Other Common Name
Previously known as Helix aspersa
European brown garden snail
Spherical shell, 25-40mm in diameter, with four or five whorls. It has
a wrinkled surface. Pale brown or yellow in colour, often marked with several
dark, broken bands that give the snail a blotchy appearance. The lip of the
snail’s shell is white.
Mainly nocturnal but does sometimes appear during the day, usually
after rain. Reproduction takes place in early summer and is usually sexual,
although self-fertilisation does occur.
Native to the Mediterranean region and western Europe, but has since
spread to other regions through deliberate or accidental transfer.

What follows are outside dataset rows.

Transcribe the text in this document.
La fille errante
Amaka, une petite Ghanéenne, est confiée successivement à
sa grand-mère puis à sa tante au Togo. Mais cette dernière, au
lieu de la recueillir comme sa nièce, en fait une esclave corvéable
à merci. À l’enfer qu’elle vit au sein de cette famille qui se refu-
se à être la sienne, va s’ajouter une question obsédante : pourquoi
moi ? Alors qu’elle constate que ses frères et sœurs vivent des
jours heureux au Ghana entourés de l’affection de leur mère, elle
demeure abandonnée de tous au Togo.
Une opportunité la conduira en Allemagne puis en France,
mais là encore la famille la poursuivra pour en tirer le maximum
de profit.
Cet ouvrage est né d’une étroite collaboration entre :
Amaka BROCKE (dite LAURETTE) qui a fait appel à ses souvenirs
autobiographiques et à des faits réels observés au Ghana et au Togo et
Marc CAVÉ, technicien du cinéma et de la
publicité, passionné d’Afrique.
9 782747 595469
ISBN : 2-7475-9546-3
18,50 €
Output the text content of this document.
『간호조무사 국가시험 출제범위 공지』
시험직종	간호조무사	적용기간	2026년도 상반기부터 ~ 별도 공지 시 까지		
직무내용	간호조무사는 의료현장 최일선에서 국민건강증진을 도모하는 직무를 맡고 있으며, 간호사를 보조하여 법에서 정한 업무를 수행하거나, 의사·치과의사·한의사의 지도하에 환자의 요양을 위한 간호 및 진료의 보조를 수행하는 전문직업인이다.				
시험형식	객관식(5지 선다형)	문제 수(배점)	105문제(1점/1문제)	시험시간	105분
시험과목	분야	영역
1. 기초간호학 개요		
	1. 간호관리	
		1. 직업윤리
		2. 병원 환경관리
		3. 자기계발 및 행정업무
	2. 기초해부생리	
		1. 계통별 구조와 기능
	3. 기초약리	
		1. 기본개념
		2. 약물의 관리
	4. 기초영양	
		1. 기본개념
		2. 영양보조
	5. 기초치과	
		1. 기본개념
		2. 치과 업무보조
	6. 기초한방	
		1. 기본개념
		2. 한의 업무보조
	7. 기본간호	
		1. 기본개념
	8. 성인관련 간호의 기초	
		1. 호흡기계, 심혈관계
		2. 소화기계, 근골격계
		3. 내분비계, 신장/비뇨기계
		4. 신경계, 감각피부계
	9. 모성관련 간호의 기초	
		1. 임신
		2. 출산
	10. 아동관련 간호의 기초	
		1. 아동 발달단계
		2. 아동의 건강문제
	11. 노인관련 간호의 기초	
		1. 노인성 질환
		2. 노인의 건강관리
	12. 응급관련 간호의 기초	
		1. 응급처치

It is now
present on all continents except Antartica.
It arrived in Southern Africa with the Huguenots during the 18th century, who used it as a food animal.
Found in parks, gardens and agricultural land; also forests and dunes.
It can cause extensive damage in citrus groves, where it creates holes
in leaves and fruit. These can lead to rejection of the crop, early fruit drop,
or fungal decay. The snail also feeds on the young foliar buds and leaves of
Crops at Risk
Primarily a herbivore, the species has a wide range of host plants,
including citrus trees, vines, vegetables and cereals.
Impact and Severity
One of the most damaging snail species. In vines, the snail can cause
losses of up to 25% of the crop.
Prevention and Control
Handpicking, while laborious, can be very effective for the garden
snail – large numbers often congregate in the same place. Copper strips around
the base of fruit trees have been found to reduce numbers, in conjunction with
the use of baits on the ground.
Garden snails are a food source for lizards, frogs and birds. Some
insects also prey on snails, and other snail species will also eat them.